I use Open-WebUI as the interface for Ollama, and all these instructions would allow you to use the model from Open-WebUI as well.

1. Download the Model

First, we need to acquire the GGUF model from Hugging Face. We'll use the Hugging Face CLI for this:

huggingface-cli download --help bartowski/Reflection-Llama-3.1-70B-GGUF Reflection-Llama-3.1-70B-Q4_K_S.gguf

This command downloads the specified GGUF model, which in this case is a fine-tuned version of LLaMa 3.1.

2. Create a Modelfile

Modelfile is the blueprint that Ollama uses to create and run models. Since we're working with a LLaMa 3.1 variant, we can base our Modelfile on an existing one:

ollama show --modelfile llama3.1:70b-instruct-q4_0 >>  Modelfile

This command generates a Modelfile based on the llama3.1 model specifications which I already had locally pulled.

If you don't have example of existing Modelfile to reuse then you would need to figure it out from the Hugging-Face page for the model and then create one.

3. Update the Modelfile

Now, we need to modify the Modelfile to point to our downloaded GGUF model. Open the Modelfile in a text editor and update the FROM line with the path to the downloaded model. The Hugging Face CLI will have printed this path at the end of the download process.

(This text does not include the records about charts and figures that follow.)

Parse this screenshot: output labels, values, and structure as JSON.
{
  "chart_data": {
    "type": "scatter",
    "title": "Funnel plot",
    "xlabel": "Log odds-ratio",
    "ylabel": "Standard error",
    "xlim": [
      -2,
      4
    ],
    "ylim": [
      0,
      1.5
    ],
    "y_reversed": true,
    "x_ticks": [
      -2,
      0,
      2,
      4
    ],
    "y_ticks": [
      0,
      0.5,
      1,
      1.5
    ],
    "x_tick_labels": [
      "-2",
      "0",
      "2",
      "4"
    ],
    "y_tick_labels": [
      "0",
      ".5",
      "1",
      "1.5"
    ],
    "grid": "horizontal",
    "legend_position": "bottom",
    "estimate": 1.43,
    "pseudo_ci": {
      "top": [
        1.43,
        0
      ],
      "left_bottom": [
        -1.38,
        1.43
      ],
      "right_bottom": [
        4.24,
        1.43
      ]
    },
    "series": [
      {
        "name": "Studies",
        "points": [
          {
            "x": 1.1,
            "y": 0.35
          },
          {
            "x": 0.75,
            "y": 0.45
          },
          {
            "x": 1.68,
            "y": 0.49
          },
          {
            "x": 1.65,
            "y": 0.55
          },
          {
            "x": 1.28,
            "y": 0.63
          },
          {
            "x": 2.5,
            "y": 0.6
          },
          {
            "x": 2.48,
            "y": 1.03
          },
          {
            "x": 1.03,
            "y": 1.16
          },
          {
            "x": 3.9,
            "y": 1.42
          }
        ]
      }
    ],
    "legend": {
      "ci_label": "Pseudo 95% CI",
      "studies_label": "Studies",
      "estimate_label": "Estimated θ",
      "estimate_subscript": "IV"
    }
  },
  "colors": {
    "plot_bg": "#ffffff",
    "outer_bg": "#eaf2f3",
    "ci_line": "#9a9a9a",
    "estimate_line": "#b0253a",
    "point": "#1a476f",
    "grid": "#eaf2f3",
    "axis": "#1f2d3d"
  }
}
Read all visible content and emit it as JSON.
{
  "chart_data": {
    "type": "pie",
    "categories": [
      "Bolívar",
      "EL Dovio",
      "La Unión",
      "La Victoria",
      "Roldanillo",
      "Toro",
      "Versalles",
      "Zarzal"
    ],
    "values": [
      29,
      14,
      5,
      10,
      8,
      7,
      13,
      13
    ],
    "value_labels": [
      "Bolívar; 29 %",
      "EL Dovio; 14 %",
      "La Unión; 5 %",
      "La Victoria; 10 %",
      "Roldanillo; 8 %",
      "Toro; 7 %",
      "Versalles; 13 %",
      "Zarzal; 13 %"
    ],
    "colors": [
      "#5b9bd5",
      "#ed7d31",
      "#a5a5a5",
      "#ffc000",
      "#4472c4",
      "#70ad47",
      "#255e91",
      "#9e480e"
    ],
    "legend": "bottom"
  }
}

4. Create the Model in Ollama

Finally, we'll use Ollama to create our custom model:

ollama create mattshumer/Reflection-Llama-3.1-70B:Q4_K_S -f Modelfile

This command processes the Modelfile and copies the model to Ollama's storage, typically located at /usr/share/ollama/.ollama. Here mattshumer/Reflection-Llama-3.1-70B:Q4_K_S is the name of the model that I will use in Ollama, you can name it whatever you want.

If you want to delete the hugging face cached model so you don't use double the storage then you can run the following which will start a Terminal UI for you to select which models to delete.

huggingface-cli delete-cache

By following these steps, you've successfully installed a custom Hugging Face GGUF model using Ollama and in Open-WebUI.